Pour atteindre le même objectif, ils ne se considèrent plus comme concurrents. Avec OpenAI et Amazon, Thinking Machines ambitionne de transformer l’IA, comme beaucoup l’attendent depuis longtemps.
L’alliance n’est pas officielle au sens classique. Pourtant, chercheurs et ingénieurs de ces trois entités avancent des idées similaires pour remanier la formation des gros modèles d’IA. Le système actuel, basé sur un pré‑entraînement massif puis une spécialisation, montre ses limites. La R&D pourrait être profondément bouleversée dans les prochains mois. Détails !
Changer l’IA : pourquoi ?
Aujourd’hui, l’entraînement des LLM passe par deux grandes étapes. D’abord, un pré‑entraînement général, puis une mise au point ciblée. Ce processus a fait ses preuves. Toutefois, il consomme des ressources énormes et produit parfois des résultats inattendus.
David Luan, chercheur en IA chez Amazon, critique ce modèle « universel » qui impose d’apprendre des sujets inutiles pour certaines applications. Il prône une approche plus pragmatique. Notamment alimenter les modèles très tôt avec des données spécialisées pour qu’ils deviennent efficaces rapidement.
OpenAI et Thinking Machines partagent également cette vision. Ils souhaitent que toutes les équipes travaillent de concert dès le départ, pour calibrer les modèles avec précision.
Ce changement pourrait donc rendre les modèles plus performants dans des tâches spécifiques, mais moins universels. La stratégie devient autant commerciale que technique. Les modèles deviendraient ainsi plus adaptés à des niches. Cela malgré les défis qui persistent.
Des IA plus cohérentes
Thinking Machines Lab publie un blog entier pour annoncer sa volonté de transformer l’IA. Son idée est de rendre les modèles capables de fournir des réponses reproductibles.
Horace He, chercheur du lab, explique que l’aléatoire vient de la façon dont les noyaux GPU sont orchestrés lors de l’inférence. En ajustant cette couche, les modèles pourraient devenir plus déterministes.
Concrètement, si vous posez plusieurs fois la même question à un modèle, vous obtiendriez enfin des réponses proches, voire identiques. Cela pourrait donc transformer l’utilisation professionnelle de l’IA.
L’impact dépasse la simple cohérence. Parce qu’avec des réponses reproductibles, l’apprentissage par renforcement devient plus efficace. Les modèles pourraient mieux intégrer les récompenses pour les bonnes réponses, réduisant le bruit dans les données. Thinking Machines envisage ainsi de personnaliser ses modèles pour les entreprises grâce à cette technique, comme le précise The Information.

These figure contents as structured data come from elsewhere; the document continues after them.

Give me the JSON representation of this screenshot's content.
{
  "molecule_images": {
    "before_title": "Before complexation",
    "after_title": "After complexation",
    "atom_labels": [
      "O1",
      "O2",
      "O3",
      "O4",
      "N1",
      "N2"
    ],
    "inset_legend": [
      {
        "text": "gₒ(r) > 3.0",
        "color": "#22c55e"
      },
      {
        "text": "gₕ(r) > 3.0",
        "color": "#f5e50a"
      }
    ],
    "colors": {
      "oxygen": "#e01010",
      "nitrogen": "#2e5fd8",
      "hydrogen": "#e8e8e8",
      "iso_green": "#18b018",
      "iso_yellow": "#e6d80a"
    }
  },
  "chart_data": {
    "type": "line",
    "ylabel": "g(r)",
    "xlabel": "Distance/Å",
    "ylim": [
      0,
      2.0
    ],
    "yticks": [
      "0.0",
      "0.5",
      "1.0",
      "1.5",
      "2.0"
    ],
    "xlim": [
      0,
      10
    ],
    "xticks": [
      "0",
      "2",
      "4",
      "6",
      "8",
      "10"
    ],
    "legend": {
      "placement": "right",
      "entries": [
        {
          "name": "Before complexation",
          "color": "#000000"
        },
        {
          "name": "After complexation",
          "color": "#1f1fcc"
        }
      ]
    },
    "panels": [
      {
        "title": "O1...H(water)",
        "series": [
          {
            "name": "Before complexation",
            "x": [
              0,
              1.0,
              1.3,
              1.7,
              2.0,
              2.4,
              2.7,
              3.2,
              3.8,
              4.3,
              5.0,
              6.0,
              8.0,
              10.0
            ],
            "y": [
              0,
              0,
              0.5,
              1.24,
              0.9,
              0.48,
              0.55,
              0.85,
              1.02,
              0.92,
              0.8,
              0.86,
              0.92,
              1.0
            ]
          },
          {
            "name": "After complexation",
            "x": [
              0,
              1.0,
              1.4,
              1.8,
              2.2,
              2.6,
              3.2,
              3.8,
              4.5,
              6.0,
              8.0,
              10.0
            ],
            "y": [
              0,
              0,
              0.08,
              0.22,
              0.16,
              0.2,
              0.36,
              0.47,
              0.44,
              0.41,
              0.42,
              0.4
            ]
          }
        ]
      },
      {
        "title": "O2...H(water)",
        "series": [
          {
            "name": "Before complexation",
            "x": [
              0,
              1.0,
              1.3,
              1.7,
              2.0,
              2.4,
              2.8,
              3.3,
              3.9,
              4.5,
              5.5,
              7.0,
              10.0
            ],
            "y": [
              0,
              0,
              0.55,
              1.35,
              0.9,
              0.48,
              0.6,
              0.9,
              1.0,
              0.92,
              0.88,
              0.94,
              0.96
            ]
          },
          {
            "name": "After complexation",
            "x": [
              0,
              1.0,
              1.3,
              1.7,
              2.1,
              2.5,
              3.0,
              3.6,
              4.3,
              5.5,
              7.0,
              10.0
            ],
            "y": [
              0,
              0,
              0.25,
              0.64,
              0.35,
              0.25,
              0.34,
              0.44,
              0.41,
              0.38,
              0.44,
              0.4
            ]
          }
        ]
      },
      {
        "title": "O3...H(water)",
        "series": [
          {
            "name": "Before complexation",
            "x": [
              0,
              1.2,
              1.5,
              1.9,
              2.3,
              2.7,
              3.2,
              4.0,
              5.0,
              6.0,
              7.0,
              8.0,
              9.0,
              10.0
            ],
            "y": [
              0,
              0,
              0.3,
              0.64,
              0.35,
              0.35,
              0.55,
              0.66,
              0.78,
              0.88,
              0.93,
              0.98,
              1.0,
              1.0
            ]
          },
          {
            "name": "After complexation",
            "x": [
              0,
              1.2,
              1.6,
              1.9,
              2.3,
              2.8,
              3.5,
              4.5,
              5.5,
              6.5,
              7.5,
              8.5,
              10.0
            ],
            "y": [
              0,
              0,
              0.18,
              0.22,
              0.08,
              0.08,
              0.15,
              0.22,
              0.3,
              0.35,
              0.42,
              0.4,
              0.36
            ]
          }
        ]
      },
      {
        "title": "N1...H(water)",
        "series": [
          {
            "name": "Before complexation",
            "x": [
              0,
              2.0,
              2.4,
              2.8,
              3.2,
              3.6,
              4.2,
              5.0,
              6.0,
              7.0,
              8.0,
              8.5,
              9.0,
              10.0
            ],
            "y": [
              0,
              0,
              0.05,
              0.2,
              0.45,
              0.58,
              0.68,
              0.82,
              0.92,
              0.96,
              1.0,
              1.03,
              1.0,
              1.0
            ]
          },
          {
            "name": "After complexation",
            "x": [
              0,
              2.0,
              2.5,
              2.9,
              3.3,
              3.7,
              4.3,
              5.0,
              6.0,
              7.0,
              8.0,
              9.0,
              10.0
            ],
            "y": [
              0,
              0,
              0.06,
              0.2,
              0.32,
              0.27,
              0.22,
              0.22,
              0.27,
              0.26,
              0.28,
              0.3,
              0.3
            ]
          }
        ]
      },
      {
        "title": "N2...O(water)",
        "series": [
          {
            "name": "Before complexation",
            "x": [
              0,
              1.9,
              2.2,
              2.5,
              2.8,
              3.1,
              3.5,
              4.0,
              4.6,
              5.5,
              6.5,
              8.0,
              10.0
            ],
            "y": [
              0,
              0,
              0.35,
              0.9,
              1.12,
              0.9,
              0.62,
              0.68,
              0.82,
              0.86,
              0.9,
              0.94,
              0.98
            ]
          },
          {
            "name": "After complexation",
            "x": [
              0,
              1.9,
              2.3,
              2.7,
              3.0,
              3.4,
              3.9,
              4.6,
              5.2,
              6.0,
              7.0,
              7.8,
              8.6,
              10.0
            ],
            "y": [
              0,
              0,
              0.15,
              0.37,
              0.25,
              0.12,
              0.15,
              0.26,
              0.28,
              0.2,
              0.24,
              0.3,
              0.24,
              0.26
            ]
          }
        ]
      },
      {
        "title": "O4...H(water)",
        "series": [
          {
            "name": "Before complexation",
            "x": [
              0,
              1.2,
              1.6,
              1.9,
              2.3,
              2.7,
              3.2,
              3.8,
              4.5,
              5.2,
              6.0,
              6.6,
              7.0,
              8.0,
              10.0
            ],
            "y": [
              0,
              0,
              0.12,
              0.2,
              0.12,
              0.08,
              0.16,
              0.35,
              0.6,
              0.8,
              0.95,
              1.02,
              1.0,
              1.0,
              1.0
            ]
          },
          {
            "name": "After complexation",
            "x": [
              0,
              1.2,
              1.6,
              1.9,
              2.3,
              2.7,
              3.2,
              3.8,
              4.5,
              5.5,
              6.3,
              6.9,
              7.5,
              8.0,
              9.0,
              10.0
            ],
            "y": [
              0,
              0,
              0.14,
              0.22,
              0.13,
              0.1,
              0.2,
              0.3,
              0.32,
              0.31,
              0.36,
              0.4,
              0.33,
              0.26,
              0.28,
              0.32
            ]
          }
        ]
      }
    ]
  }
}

Murati a également annoncé que le premier produit du laboratoire serait présenté prochainement. Il vise les chercheurs et start-ups développant des modèles personnalisés. On ignore encore si ce produit utilisera les techniques pour générer des réponses plus fiables. Mais le projet illustre la montée en puissance de Thinking Machines Lab, valorisé aujourd’hui à 12 milliards de dollars.
Le rôle d’Amazon et d’OpenAI dans ce projet de Thinking Machines
Le laboratoire Thinking Machines Lab a promis transparence et partage de ses recherches. Le blog « Connexionnisme » publiera articles, code et analyses pour contribuer au bien public. Cela tout en renforçant sa culture interne de recherche.
OpenAI, autrefois pionnier de la recherche ouverte, a beaucoup restreint l’accès à ses travaux en grandissant. Reste à voir si Thinking Machines suivra la voie de la transparence.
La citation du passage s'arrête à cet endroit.